Home Free Lessons The Calendar Problem
The Calendar Problem
Description

Overview

Topics: Multiplication, addition,
Materials: Calendar, Hundreds chart, pencil and paper, calculator (optional)
Common Core: 4.OA.1, 4.OA.3, 4.OA.5, 4.NBT.5, MP1, MP2, MP3, MP6, MP7, MP8

How can you add up these numbers so quickly?

Why we love this lesson

Simple to launch, instantly engaging and accessible, this puzzle is a beautiful demonstration of the usefulness of multiplication. Not only that, figuring out why the trick works, even when you notice it does, requires exactly the kind of thinking we want our students to do.

The Launch

Draw a 3 by 3 square on a calendar (only getting days from a single month inside the square).

Challenge your students to add up the numbers as quick as they can. You can even let them use calculators. But, no matter how fast they add, you can always beat them. What’s the fast way to add these nine numbers together?

The Work

Once the students understand the question, let them work in pairs to try to figure it out. The teacher can circulate through the classroom, asking students to explain their ideas, and, as necessary, providing hints to students who are having trouble finding traction with the problem.

Hint 1.
Just trying a bunch of examples and looking for patterns, either by listing or by coloring them in on a hundreds chart, can help a lot, especially if you organize the outcomes. If we try different squares on the November page above, we’ll get numbers like:
99 108 117

Shifting the square to the right seems to add 9.
Will this always work? Why would it? What would happen for different months?

Hint 2
There may be a way to see something if you use a 2 by 2 square instead of a 3 by 3 square.
Or you could try a 1 by 3 rectangle.

Hint 3
Maybe there’s a way to break the addition problem down into manageable pieces.
What if you added each row of the 3 by 3 square up, then added those sums? Or what if you added the columns first?

The Wrap

Bring students together to share their solutions. There are many ways to answer this question, and hopefully students will come up with several. One possible solution and argument is below.
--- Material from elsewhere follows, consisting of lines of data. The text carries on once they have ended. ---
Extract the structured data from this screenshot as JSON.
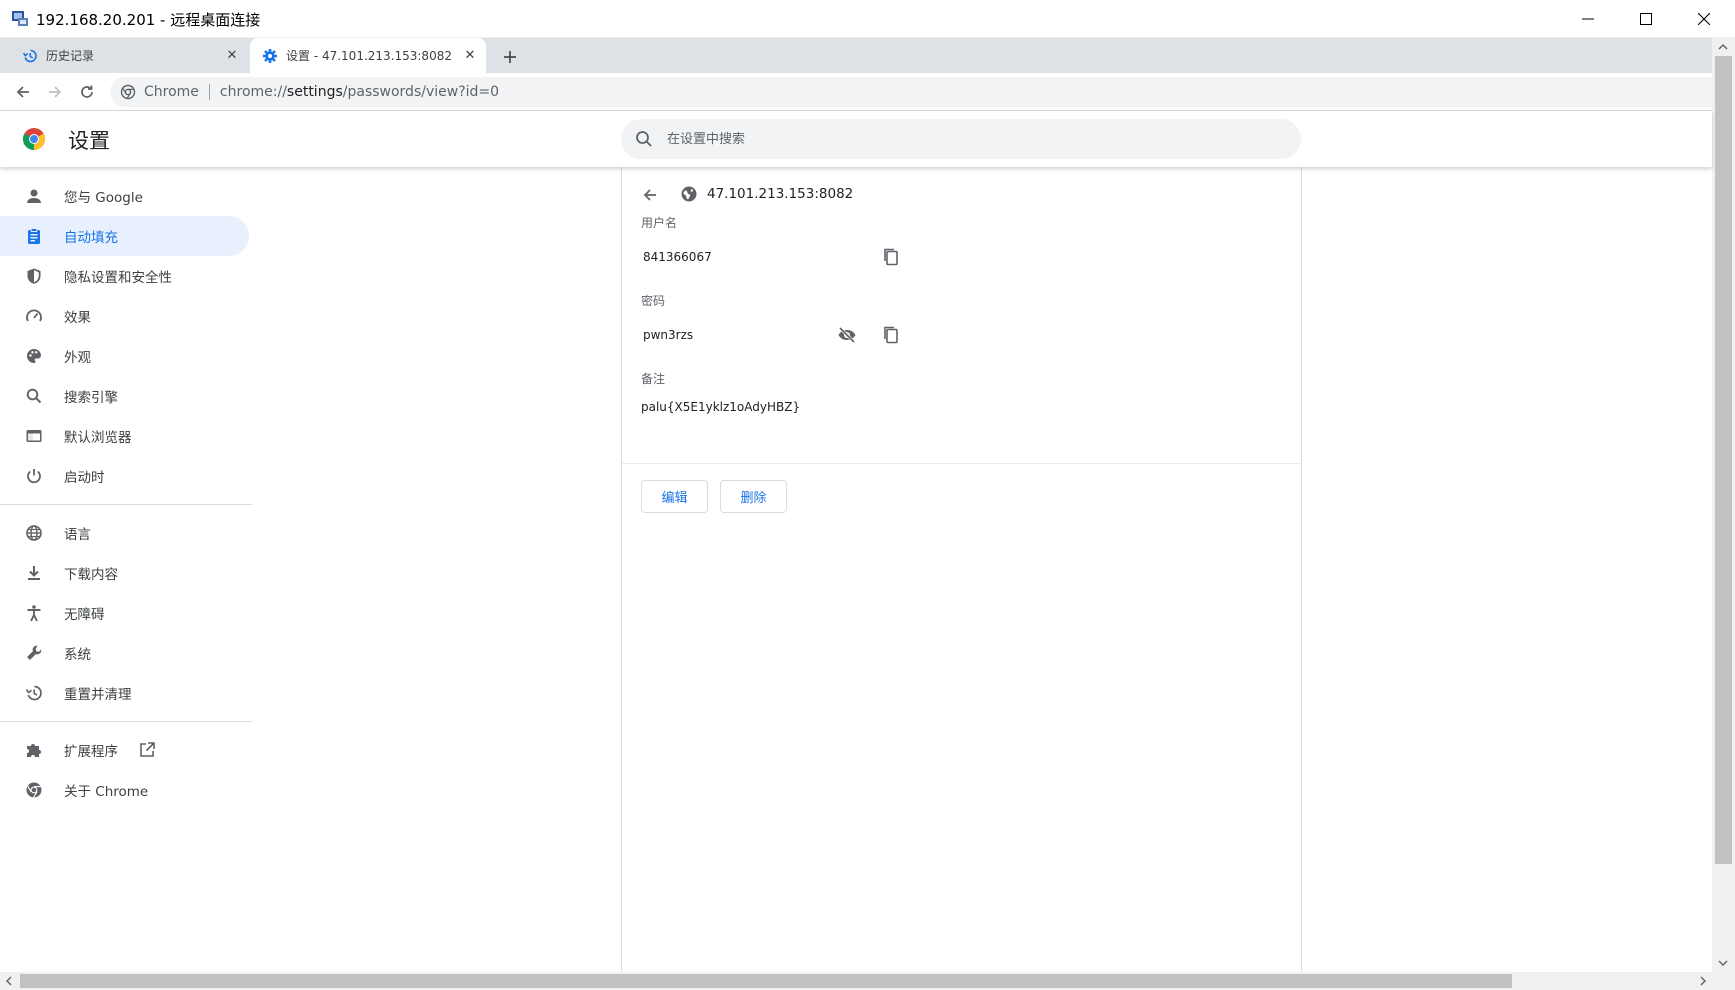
{
  "window": {
    "title": "192.168.20.201 - 远程桌面连接",
    "icon": "remote-desktop-icon"
  },
  "tabs": [
    {
      "title": "历史记录",
      "icon": "history-icon",
      "active": false
    },
    {
      "title": "设置 - 47.101.213.153:8082",
      "icon": "settings-gear-icon",
      "active": true
    }
  ],
  "toolbar": {
    "chip_label": "Chrome",
    "url_scheme": "chrome://",
    "url_host": "settings",
    "url_path": "/passwords/view?id=0"
  },
  "header": {
    "title": "设置",
    "search_placeholder": "在设置中搜索"
  },
  "sidebar": {
    "items": [
      {
        "label": "您与 Google",
        "icon": "person-icon"
      },
      {
        "label": "自动填充",
        "icon": "clipboard-icon",
        "selected": true
      },
      {
        "label": "隐私设置和安全性",
        "icon": "shield-icon"
      },
      {
        "label": "效果",
        "icon": "speedometer-icon"
      },
      {
        "label": "外观",
        "icon": "palette-icon"
      },
      {
        "label": "搜索引擎",
        "icon": "search-icon"
      },
      {
        "label": "默认浏览器",
        "icon": "browser-icon"
      },
      {
        "label": "启动时",
        "icon": "power-icon"
      },
      {
        "label": "语言",
        "icon": "globe-icon"
      },
      {
        "label": "下载内容",
        "icon": "download-icon"
      },
      {
        "label": "无障碍",
        "icon": "accessibility-icon"
      },
      {
        "label": "系统",
        "icon": "wrench-icon"
      },
      {
        "label": "重置并清理",
        "icon": "reset-icon"
      },
      {
        "label": "扩展程序",
        "icon": "puzzle-icon"
      },
      {
        "label": "关于 Chrome",
        "icon": "chrome-icon"
      }
    ]
  },
  "password_entry": {
    "site": "47.101.213.153:8082",
    "username_label": "用户名",
    "username": "841366067",
    "password_label": "密码",
    "password": "pwn3rzs",
    "note_label": "备注",
    "note": "palu{X5E1yklz1oAdyHBZ}",
    "edit_label": "编辑",
    "delete_label": "删除"
  },
  "colors": {
    "accent": "#1a73e8",
    "selected_bg": "#e8f0fe",
    "tabstrip_bg": "#dee1e6"
  }
}
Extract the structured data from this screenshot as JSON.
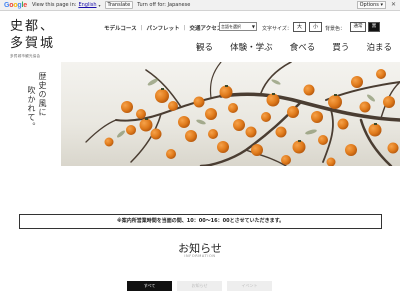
{
  "translate_bar": {
    "logo_parts": [
      "G",
      "o",
      "o",
      "g",
      "l",
      "e"
    ],
    "view_text": "View this page in:",
    "language": "English",
    "translate_button": "Translate",
    "turn_off": "Turn off for: Japanese",
    "options": "Options ▾",
    "close": "✕"
  },
  "site": {
    "logo_line1": "史都、",
    "logo_line2": "多賀城",
    "logo_sub": "多賀城市観光協会"
  },
  "top_nav": {
    "links": [
      "モデルコース",
      "パンフレット",
      "交通アクセス"
    ],
    "separator": "|",
    "translate_select": "言語を選択",
    "font_size_label": "文字サイズ：",
    "font_large": "大",
    "font_small": "小",
    "bg_label": "背景色：",
    "bg_normal": "通常",
    "bg_black": "黒"
  },
  "main_nav": [
    "観る",
    "体験・学ぶ",
    "食べる",
    "買う",
    "泊まる"
  ],
  "hero": {
    "tagline_col1": "歴史の風に",
    "tagline_col2": "吹かれて。"
  },
  "notice": "※案内所営業時間を当面の間、10：00～16：00とさせていただきます。",
  "news": {
    "title": "お知らせ",
    "subtitle": "INFORMATION",
    "tabs": [
      "すべて",
      "お知らせ",
      "イベント"
    ],
    "active_tab": 0
  },
  "colors": {
    "persimmon": "#e07b1c",
    "bg_black_button": "#111111",
    "active_tab": "#111111",
    "inactive_tab": "#eeeeee"
  }
}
The answer turns out always to be 9 times the number at the center of the square. This is because every opposite pair of numbers averages out to the number in the center. For example, instead of adding 10 and 12, we could just add two 11s. Instead of adding 3 and 19, we could just add two 11s. Adding all nine numbers comes out to the same as adding nine of the middle number, which is just a multiplication problem. That’s how the teacher is able to do it so easily!

Extensions

  • Is there a quick way to add up the numbers in a 4 by 4 square?
  • What about rectangles?
  • Calendars are a little small… if we try drawing squares on a 100s chart, is there still a quick way do it?
  • What is the sum of all the numbers on a 100s chart?

Tips for the Classroom

  1. For students, knowing that a quick way exists but that it’s just out of reach is a big motivator. Don’t give away the trick!
  2. The extensions are so natural that it’s definitely worth spending time on them. They may make up half or more of the time spent on this lesson. They’re also a great opportunity for students to find their own versions of this argument.
  3. For some squares (i.e., 4 by 4), there’s no clear “even” entry. Figuring out what to do in this situation will be an excellent challenge for kids who are ready for it.